Jonestown – Guinea Pigs

By Lisa Clark Jonestown Guinea pigs

When stand-up/ventriloquist Sarah Jones and standup/magician Nicholas Johnson got together to create the wildly successful Pajama Party it was pretty obvious that they have a fabulous rapport as a comedy team. It’s wonderful to see them build on that as Jonestown with their new Moosehead Awarded show Guinea Pigs.

The show begins with a reassuring fairly traditional opening monologue by Sarah that really highlights what a brilliant standup comedian she is even without her ventriloquist puppets. It settles the audience in and lets us know that we are in safe hands. She is eventually joined by Nick and the show can start going off the conventional rails. We soon learn that while retaining the sense of fun of their first outing, this is more assured and cleverly constructed production with a very different atmosphere. Guinea Pigs is a bit more science-fictiony. The dynamic duo soon find themselves locked in a sealed white room and being experimented on by a sort of villainous but polite looney scientist who is performed by a disembodied voice otherwise know as Andy McClelland.

The experiments carried out such as The Sanford Prison Experiment and the Milgram Experiment are apparently famous.
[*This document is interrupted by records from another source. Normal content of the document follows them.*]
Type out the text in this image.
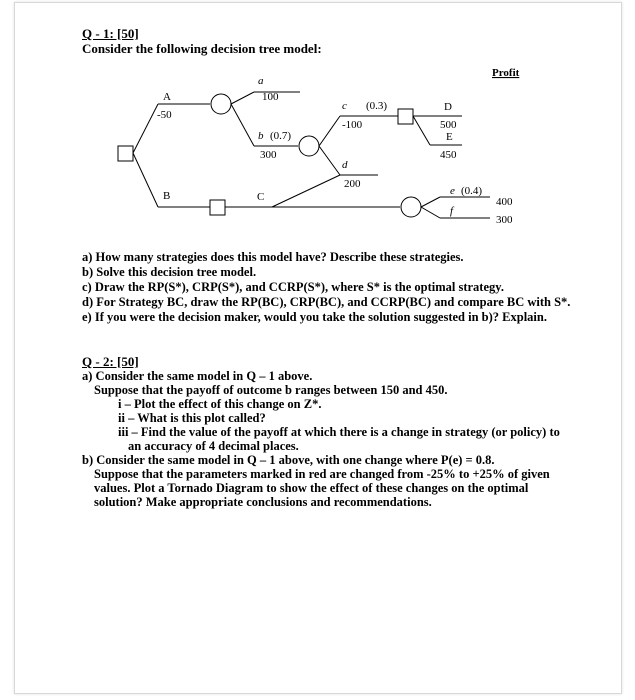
Q - 1: [50]
Consider the following decision tree model:
Profit
A
-50
B
a
100
b (0.7)
300
c (0.3)
-100
d
200
C
D
500
E
450
e (0.4)
f
400
300
a) How many strategies does this model have? Describe these strategies.
b) Solve this decision tree model.
c) Draw the RP(S*), CRP(S*), and CCRP(S*), where S* is the optimal strategy.
d) For Strategy BC, draw the RP(BC), CRP(BC), and CCRP(BC) and compare BC with S*.
e) If you were the decision maker, would you take the solution suggested in b)? Explain.
Q - 2: [50]
a) Consider the same model in Q – 1 above.
Suppose that the payoff of outcome b ranges between 150 and 450.
i – Plot the effect of this change on Z*.
ii – What is this plot called?
iii – Find the value of the payoff at which there is a change in strategy (or policy) to
an accuracy of 4 decimal places.
b) Consider the same model in Q – 1 above, with one change where P(e) = 0.8.
Suppose that the parameters marked in red are changed from -25% to +25% of given
values. Plot a Tornado Diagram to show the effect of these changes on the optimal
solution? Make appropriate conclusions and recommendations.
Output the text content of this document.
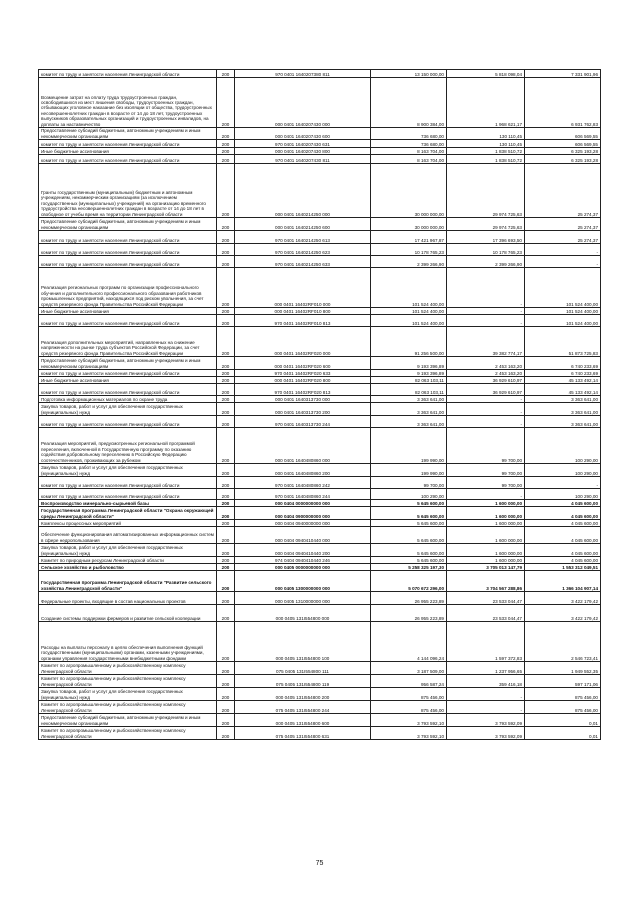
комитет по труду и занятости населения Ленинградской области	200	970 0401 1640207380 811	13 150 000,00	5 818 098,04	7 331 901,96
Возмещение затрат на оплату труда трудоустроенных граждан, освободившихся из мест лишения свободы, трудоустроенных граждан, отбывающих уголовное наказание без изоляции от общества, трудоустроенных несовершеннолетних граждан в возрасте от 14 до 18 лет, трудоустроенных выпускников образовательных организаций и трудоустроенных инвалидов, на доплаты за наставничество	200	000 0401 1640207430 000	8 900 384,00	1 968 621,17	6 931 762,83
Предоставление субсидий бюджетным, автономным учреждениям и иным некоммерческим организациям	200	000 0401 1640207430 600	736 680,00	130 110,45	606 569,55
комитет по труду и занятости населения Ленинградской области	200	970 0401 1640207430 631	736 680,00	130 110,45	606 569,55
Иные бюджетные ассигнования	200	000 0401 1640207430 800	8 163 704,00	1 838 510,72	6 325 193,28
комитет по труду и занятости населения Ленинградской области	200	970 0401 1640207430 811	8 163 704,00	1 838 510,72	6 325 193,28
Гранты государственным (муниципальным) бюджетным и автономным учреждениям, некоммерческим организациям (за исключением государственных (муниципальных) учреждений) на организацию временного трудоустройства несовершеннолетних граждан в возрасте от 14 до 18 лет в свободное от учебы время на территории Ленинградской области	200	000 0401 1640214250 000	30 000 000,00	29 974 725,63	25 274,37
Предоставление субсидий бюджетным, автономным учреждениям и иным некоммерческим организациям	200	000 0401 1640214250 600	30 000 000,00	29 974 725,63	25 274,37
комитет по труду и занятости населения Ленинградской области	200	970 0401 1640214250 613	17 421 967,87	17 396 693,50	25 274,37
комитет по труду и занятости населения Ленинградской области	200	970 0401 1640214250 623	10 178 765,23	10 178 765,23	-
комитет по труду и занятости населения Ленинградской области	200	970 0401 1640214250 633	2 399 266,90	2 399 266,90	-
Реализация региональных программ по организации профессионального обучения и дополнительного профессионального образования работников промышленных предприятий, находящихся под риском увольнения, за счет средств резервного фонда Правительства Российской Федерации	200	000 0401 16402RF010 000	101 524 400,00	-	101 524 400,00
Иные бюджетные ассигнования	200	000 0401 16402RF010 800	101 524 400,00	-	101 524 400,00
комитет по труду и занятости населения Ленинградской области	200	970 0401 16402RF010 813	101 524 400,00	-	101 524 400,00
Реализация дополнительных мероприятий, направленных на снижение напряженности на рынке труда субъектов Российской Федерации, за счет средств резервного фонда Правительства Российской Федерации	200	000 0401 16402RF020 000	91 256 500,00	39 382 774,17	51 873 725,83
Предоставление субсидий бюджетным, автономным учреждениям и иным некоммерческим организациям	200	000 0401 16402RF020 600	9 193 396,89	2 453 163,20	6 740 233,69
комитет по труду и занятости населения Ленинградской области	200	970 0401 16402RF020 633	9 193 396,89	2 453 163,20	6 740 233,69
Иные бюджетные ассигнования	200	000 0401 16402RF020 800	82 063 103,11	36 929 610,97	45 133 492,14
комитет по труду и занятости населения Ленинградской области	200	970 0401 16402RF020 813	82 063 103,11	36 929 610,97	45 133 492,14
Подготовка информационных материалов по охране труда	200	000 0401 1640313730 000	3 363 641,00	-	3 363 641,00
Закупка товаров, работ и услуг для обеспечения государственных (муниципальных) нужд	200	000 0401 1640313730 200	3 363 641,00	-	3 363 641,00
комитет по труду и занятости населения Ленинградской области	200	970 0401 1640313730 244	3 363 641,00	-	3 363 641,00
Реализация мероприятий, предусмотренных региональной программой переселения, включенной в Государственную программу по оказанию содействия добровольному переселению в Российскую Федерацию соотечественников, проживающих за рубежом	200	000 0401 1640480860 000	199 990,00	99 700,00	100 290,00
Закупка товаров, работ и услуг для обеспечения государственных (муниципальных) нужд	200	000 0401 1640480860 200	199 990,00	99 700,00	100 290,00
комитет по труду и занятости населения Ленинградской области	200	970 0401 1640480860 242	99 700,00	99 700,00	-
комитет по труду и занятости населения Ленинградской области	200	970 0401 1640480860 244	100 290,00	-	100 290,00
Воспроизводство минерально-сырьевой базы	200	000 0404 0000000000 000	5 645 600,00	1 600 000,00	4 045 600,00
Государственная программа Ленинградской области "Охрана окружающей среды Ленинградской области"	200	000 0404 0900000000 000	5 645 600,00	1 600 000,00	4 045 600,00
Комплексы процессных мероприятий	200	000 0404 0940000000 000	5 645 600,00	1 600 000,00	4 045 600,00
Обеспечение функционирования автоматизированных информационных систем в сфере недропользования	200	000 0404 0940410440 000	5 645 600,00	1 600 000,00	4 045 600,00
Закупка товаров, работ и услуг для обеспечения государственных (муниципальных) нужд	200	000 0404 0940410440 200	5 645 600,00	1 600 000,00	4 045 600,00
Комитет по природным ресурсам Ленинградской области	200	974 0404 0940410440 246	5 645 600,00	1 600 000,00	4 045 600,00
Сельское хозяйство и рыболовство	200	000 0405 0000000000 000	5 258 325 197,30	3 705 013 147,79	1 553 312 049,51
Государственная программа Ленинградской области "Развитие сельского хозяйства Ленинградской области"	200	000 0405 1300000000 000	5 070 672 296,00	3 704 567 288,86	1 366 104 907,14
Федеральные проекты, входящие в состав национальных проектов	200	000 0405 1310000000 000	26 955 223,89	23 533 044,47	3 422 179,42
Создание системы поддержки фермеров и развитие сельской кооперации	200	000 0405 131I554800 000	26 955 223,89	23 533 044,47	3 422 179,42
Расходы на выплаты персоналу в целях обеспечения выполнения функций государственными (муниципальными) органами, казенными учреждениями, органами управления государственными внебюджетными фондами	200	000 0405 131I554800 100	4 144 096,24	1 597 372,83	2 546 723,41
Комитет по агропромышленному и рыбохозяйственному комплексу Ленинградской области	200	075 0405 131I554800 111	3 187 509,00	1 237 956,65	1 949 552,35
Комитет по агропромышленному и рыбохозяйственному комплексу Ленинградской области	200	075 0405 131I554800 119	956 587,24	359 416,18	597 171,06
Закупка товаров, работ и услуг для обеспечения государственных (муниципальных) нужд	200	000 0405 131I554800 200	875 456,00	-	875 456,00
Комитет по агропромышленному и рыбохозяйственному комплексу Ленинградской области	200	075 0405 131I554800 244	875 456,00	-	875 456,00
Предоставление субсидий бюджетным, автономным учреждениям и иным некоммерческим организациям	200	000 0405 131I554800 600	3 793 592,10	3 793 592,09	0,01
Комитет по агропромышленному и рыбохозяйственному комплексу Ленинградской области	200	075 0405 131I554800 631	3 793 592,10	3 793 592,09	0,01
75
There were audible noises of recognition from the audience but I’d not heard of the names of any of them, or Radio-lab (an American radio show/podcast about science) which they referenced. I knew of some of the experiments from descriptions and depictions in the media and other tests such as shock treatment are pretty well known. My ignorance of science did not matter at all because Sarah and Nick know how to entertain the whole audience and it was fun watching social conventions being stripped away as they approached these tests in various silly ways

It was interesting to note the lack of magic or ventriloquism, considering the specialist talents of the performers involved, but they were not missed in a show jam packed with various exciting stunts, genial audience participation, fanciful flashbacks to a fictitious back story and a gorgeous black theatre puppet show. I was slightly disappointed the screen couldn’t have been used a bit more but the wait to find out what it would be used for was certainly well worth it. The end felt a teensy bit wobbly and not quite up to the quality of the strong beginning, but over all the script is well written and the performers are a joy to spend an hour with.
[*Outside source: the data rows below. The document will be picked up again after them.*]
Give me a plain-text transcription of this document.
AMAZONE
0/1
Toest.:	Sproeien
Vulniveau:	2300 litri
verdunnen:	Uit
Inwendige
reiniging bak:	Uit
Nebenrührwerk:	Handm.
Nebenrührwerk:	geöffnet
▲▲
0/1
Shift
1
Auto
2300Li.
Guinea Pigs in other comedian’s hands might become a Gothic horror sci fi comedy, but with Sarah and Nick things never get too far down the dark path. It’s all fun and games, a bit of a romp with a scifi bent that keeps the audience on side at all times. There is the odd rude word & mild adult reference but this would be an excellent Festival show to take friends or family to, especially families with kids over 16, you’re all bound to have a ball.